# got a new fish



## coryjac0b (Jan 17, 2005)

well i got my 3rd fish today, i got a sailfin tang, its an awesome fish, it went to work right away working on the algea


----------



## hail_sniper (Jan 18, 2005)

how big was your tank again? just an fyi, sailfin tangs need around 125gal of swimming space, and around 90 while young


----------



## coryjac0b (Jan 17, 2005)

crap, i have a 55, the guy at the LFS told me that it would be fine for now, and when it gets to big to bring it back to trade it in, but i dont know what to do now..


----------



## hail_sniper (Jan 18, 2005)

well for temporary maybe if its under 4 5 inches tops it should be fine for a month or two


----------



## coryjac0b (Jan 17, 2005)

its about 3, maybe 4 inches, hes to pretty to give up  but i guess ill bring him back


----------



## hail_sniper (Jan 18, 2005)

yeah i know the feeling, i had to do the same for a wrasse, but i was pretty happy i did when i found it it would get to a foot and a half and eat my other fish :shock: 

i want to keep tangs too... i might upgrade to a 90 soon and get a blue and/or powder blue tang


----------



## Fishfirst (Jan 24, 2005)

good decision... its hard to let go... but sometimes its for the best! +1 on the ole rating scale for doing that!


----------



## Guest (Feb 5, 2005)

i have a sailfin tang in a 46 gallon thats been in there for half a year and he's thriving.


----------



## Fishfirst (Jan 24, 2005)

are you sure he's thriving? because they do tend to get stunted growth in smaller tanks...  if he was smaller in size when you got him, (2-3inches) he should be after a year and a half about 4-6 inches.


----------



## blargin (Feb 7, 2005)

i only have damsels


----------



## Guest (Feb 11, 2005)

he's already about 4-5 inches...he's gotten bigger since when i got him. he eats great...always has good color...and gets along with everyone else in there. he even cleans the tank a little by eating the algae


----------



## Fishfirst (Jan 24, 2005)

You do have a larger tank for him when he starts to get to his adult size right??? If not, it doesn't look good for him in the long run.
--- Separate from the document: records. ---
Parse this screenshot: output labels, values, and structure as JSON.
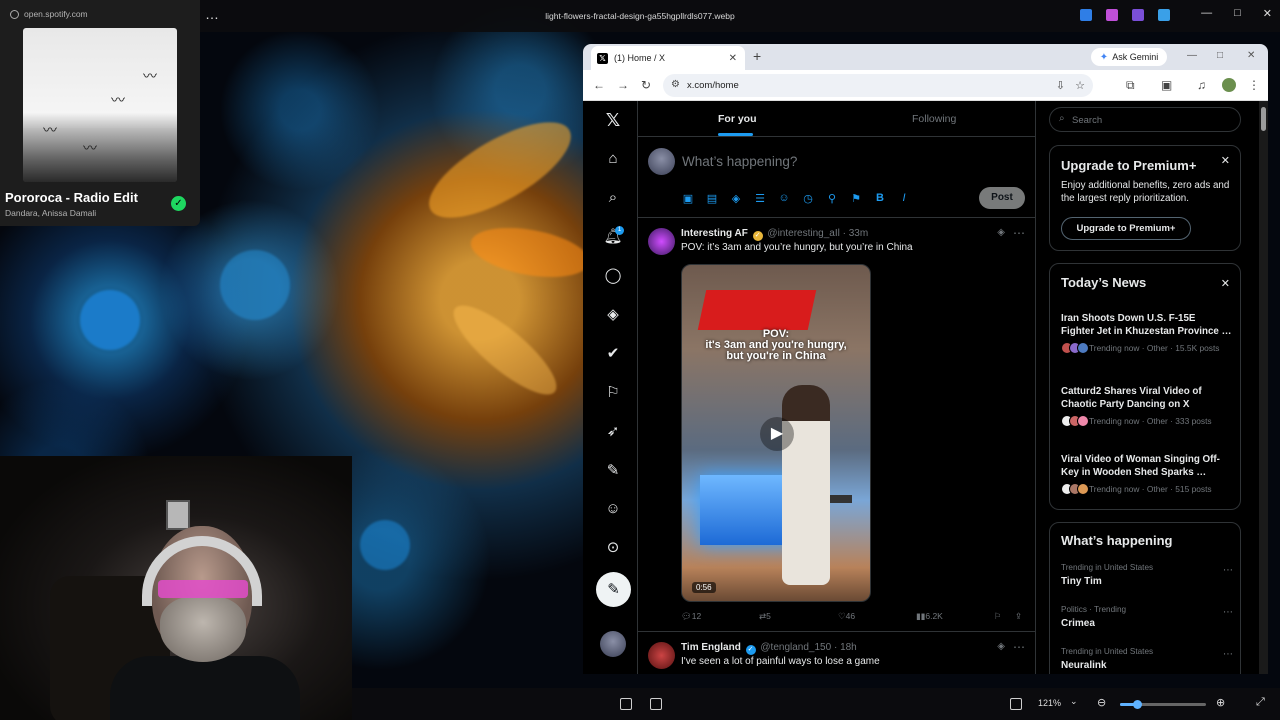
{
  "viewer": {
    "file_title": "light-flowers-fractal-design-ga55hgpllrdls077.webp",
    "menu_dots": "…",
    "zoom_level": "121%",
    "zoom_fraction": 0.2
  },
  "spotify": {
    "site": "open.spotify.com",
    "track_title": "Pororoca - Radio Edit",
    "artists": "Dandara, Anissa Damali",
    "liked": true
  },
  "browser": {
    "tab_title": "(1) Home / X",
    "ask_gemini_label": "Ask Gemini",
    "url": "x.com/home"
  },
  "x": {
    "tabs": [
      {
        "label": "For you",
        "active": true
      },
      {
        "label": "Following",
        "active": false
      }
    ],
    "composer_placeholder": "What’s happening?",
    "post_button": "Post",
    "nav_badge": "1",
    "tweets": [
      {
        "name": "Interesting AF",
        "handle": "@interesting_aIl",
        "time": "33m",
        "text": "POV: it’s 3am and you’re hungry, but you’re in China",
        "media_overlay": "POV:\nit's 3am and you're hungry,\nbut you're in China",
        "video_duration": "0:56",
        "replies": "12",
        "reposts": "5",
        "likes": "46",
        "views": "6.2K"
      },
      {
        "name": "Tim England",
        "handle": "@tengland_150",
        "time": "18h",
        "text": "I've seen a lot of painful ways to lose a game"
      }
    ],
    "search_placeholder": "Search",
    "premium": {
      "title": "Upgrade to Premium+",
      "description": "Enjoy additional benefits, zero ads and the largest reply prioritization.",
      "button": "Upgrade to Premium+"
    },
    "news": {
      "title": "Today’s News",
      "items": [
        {
          "headline": "Iran Shoots Down U.S. F-15E\nFighter Jet in Khuzestan Province …",
          "meta": "Trending now · Other · 15.5K posts"
        },
        {
          "headline": "Catturd2 Shares Viral Video of\nChaotic Party Dancing on X",
          "meta": "Trending now · Other · 333 posts"
        },
        {
          "headline": "Viral Video of Woman Singing Off-\nKey in Wooden Shed Sparks …",
          "meta": "Trending now · Other · 515 posts"
        }
      ]
    },
    "whats_happening": {
      "title": "What’s happening",
      "trends": [
        {
          "context": "Trending in United States",
          "topic": "Tiny Tim"
        },
        {
          "context": "Politics · Trending",
          "topic": "Crimea"
        },
        {
          "context": "Trending in United States",
          "topic": "Neuralink"
        }
      ]
    }
  },
  "icons": {
    "x_logo": "x-logo-icon",
    "home": "home-icon",
    "explore": "search-icon",
    "notifications": "bell-icon",
    "messages": "message-icon",
    "grok": "grok-icon",
    "verified": "verified-icon",
    "bookmarks": "bookmark-icon",
    "jobs": "rocket-icon",
    "articles": "edit-icon",
    "profile": "person-icon",
    "more": "more-icon"
  },
  "colors": {
    "x_blue": "#1d9bf0",
    "spotify_green": "#1ed760",
    "x_background": "#000000",
    "border": "#2f3336"
  }
}
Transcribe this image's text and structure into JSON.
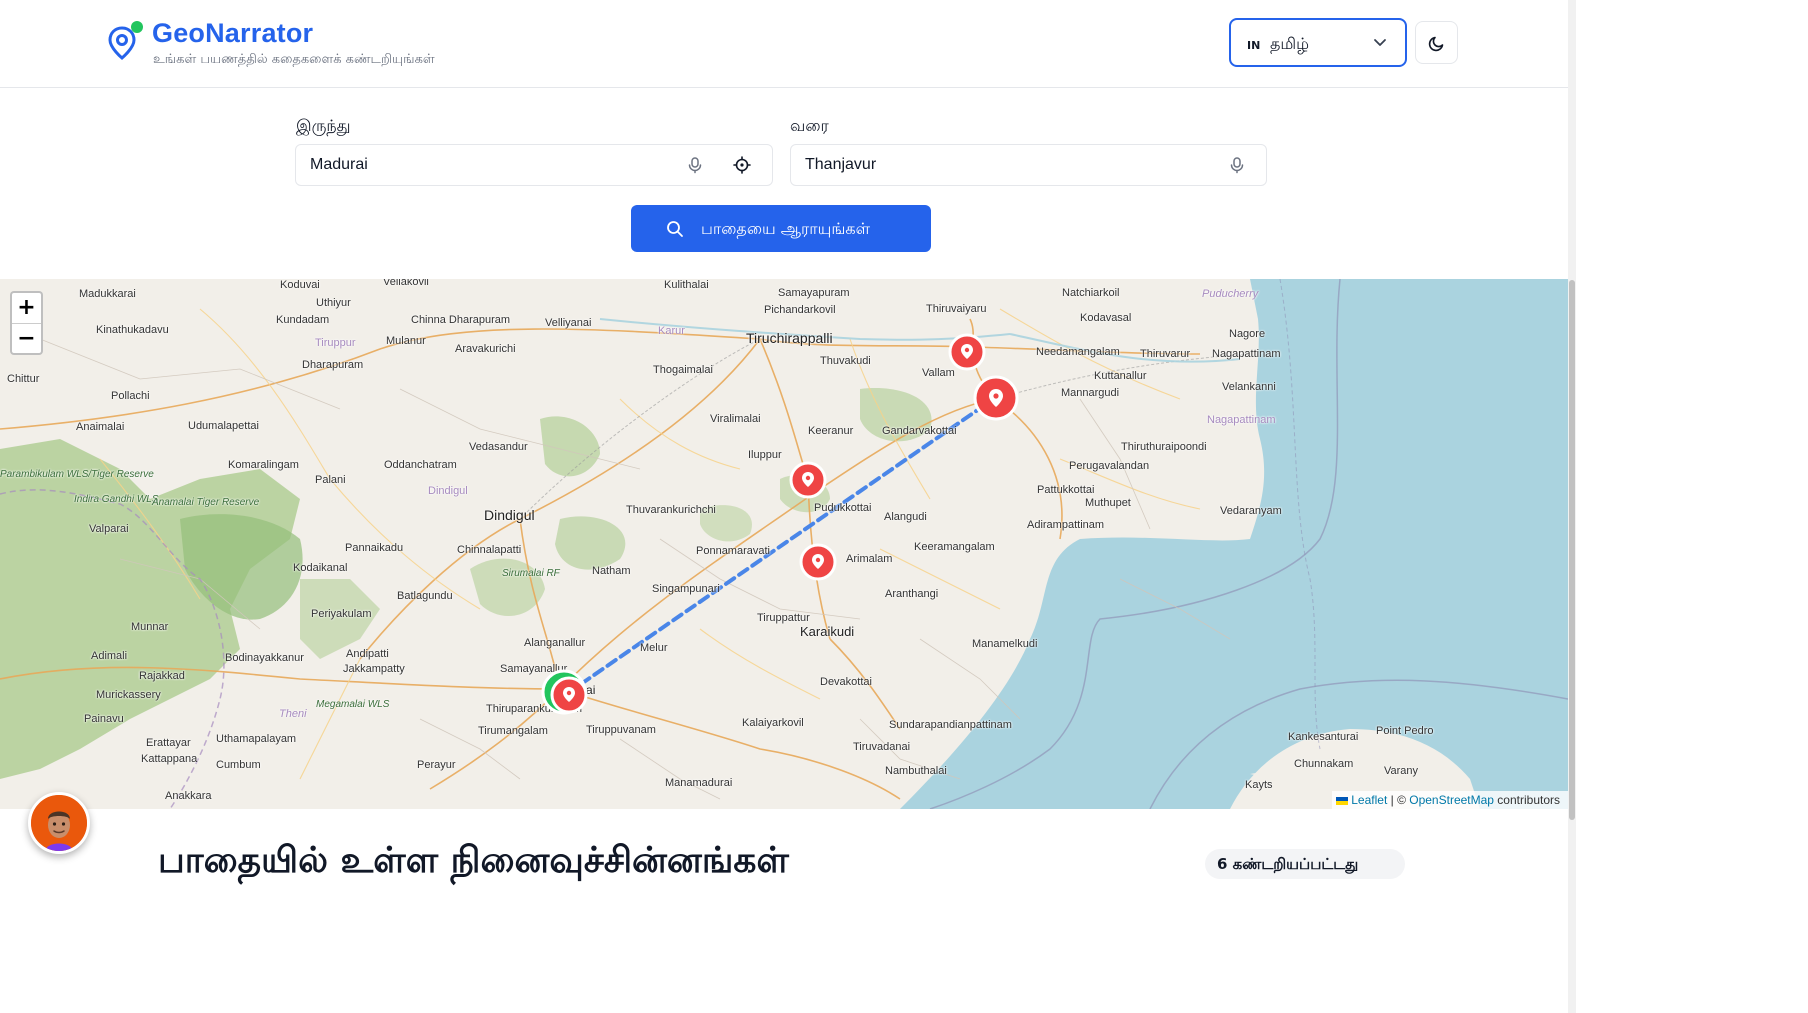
{
  "header": {
    "brand": "GeoNarrator",
    "tagline": "உங்கள் பயணத்தில் கதைகளைக் கண்டறியுங்கள்",
    "language": {
      "code": "IN",
      "name": "தமிழ்"
    },
    "theme_icon": "moon-icon"
  },
  "search": {
    "from_label": "இருந்து",
    "from_value": "Madurai",
    "to_label": "வரை",
    "to_value": "Thanjavur",
    "explore_label": "பாதையை ஆராயுங்கள்"
  },
  "map": {
    "zoom_in": "+",
    "zoom_out": "−",
    "attribution": {
      "leaflet": "Leaflet",
      "separator": " | © ",
      "osm": "OpenStreetMap",
      "suffix": " contributors"
    },
    "cities": [
      "Tiruchirappalli",
      "Dindigul",
      "Karaikudi",
      "Madurai"
    ],
    "places": [
      "Madukkarai",
      "Koduvai",
      "Vellakovil",
      "Uthiyur",
      "Kundadam",
      "Chinna Dharapuram",
      "Velliyanai",
      "Kulithalai",
      "Samayapuram",
      "Pichandarkovil",
      "Thiruvaiyaru",
      "Natchiarkoil",
      "Puducherry",
      "Kodavasal",
      "Nagore",
      "Kinathukadavu",
      "Tiruppur",
      "Mulanur",
      "Aravakurichi",
      "Karur",
      "Thuvakudi",
      "Vallam",
      "Needamangalam",
      "Thiruvarur",
      "Nagapattinam",
      "Chittur",
      "Dharapuram",
      "Thogaimalai",
      "Kuttanallur",
      "Velankanni",
      "Pollachi",
      "Mannargudi",
      "Anaimalai",
      "Udumalapettai",
      "Viralimalai",
      "Keeranur",
      "Gandarvakottai",
      "Nagapattinam",
      "Iluppur",
      "Thiruthuraipoondi",
      "Vedasandur",
      "Komaralingam",
      "Oddanchatram",
      "Perugavalandan",
      "Palani",
      "Pattukkottai",
      "Dindigul",
      "Muthupet",
      "Thuvarankurichchi",
      "Pudukkottai",
      "Alangudi",
      "Vedaranyam",
      "Valparai",
      "Adirampattinam",
      "Pannaikadu",
      "Chinnalapatti",
      "Ponnamaravati",
      "Keeramangalam",
      "Kodaikanal",
      "Natham",
      "Arimalam",
      "Sirumalai RF",
      "Singampunari",
      "Aranthangi",
      "Batlagundu",
      "Periyakulam",
      "Tiruppattur",
      "Alanganallur",
      "Munnar",
      "Manamelkudi",
      "Adimali",
      "Bodinayakkanur",
      "Andipatti",
      "Melur",
      "Jakkampatty",
      "Samayanallur",
      "Rajakkad",
      "Devakottai",
      "Murickassery",
      "Megamalai WLS",
      "Thiruparankundram",
      "Painavu",
      "Theni",
      "Kalaiyarkovil",
      "Sundarapandianpattinam",
      "Uthamapalayam",
      "Tirumangalam",
      "Tiruppuvanam",
      "Erattayar",
      "Kattappana",
      "Cumbum",
      "Tiruvadanai",
      "Kankesanturai",
      "Point Pedro",
      "Perayur",
      "Nambuthalai",
      "Chunnakam",
      "Varany",
      "Anakkara",
      "Manamadurai",
      "Kayts",
      "Indira Gandhi WLS",
      "Anamalai Tiger Reserve",
      "Parambikulam WLS/Tiger Reserve"
    ],
    "markers": [
      "start-marker",
      "end-marker",
      "landmark-marker"
    ]
  },
  "landmarks": {
    "title": "பாதையில் உள்ள நினைவுச்சின்னங்கள்",
    "count": "6 கண்டறியப்பட்டது"
  },
  "colors": {
    "brand": "#2563eb",
    "marker_red": "#ef4444",
    "marker_start": "#22c55e",
    "route": "#3b82f6",
    "sea": "#aad3df",
    "forest": "#a8c98a"
  }
}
He needs around 125 gallons as posted above by hail_sniper. I have my blue tang in a 20 gallon but she's only the size of a quarter and I'll be getting a nice 250-300 gallon for her and her future tankmates includeing a yellow tang, christmas wrasse, keyhole angelfish, achilles tang, fire goby, royal gramma, and true percula clownfish, and I still think thats pushing the limits for those three tangs. They need a lot of room to swim... they maybe only 4-5 inches but they need 4-5 feet to roam and swim freely.


----------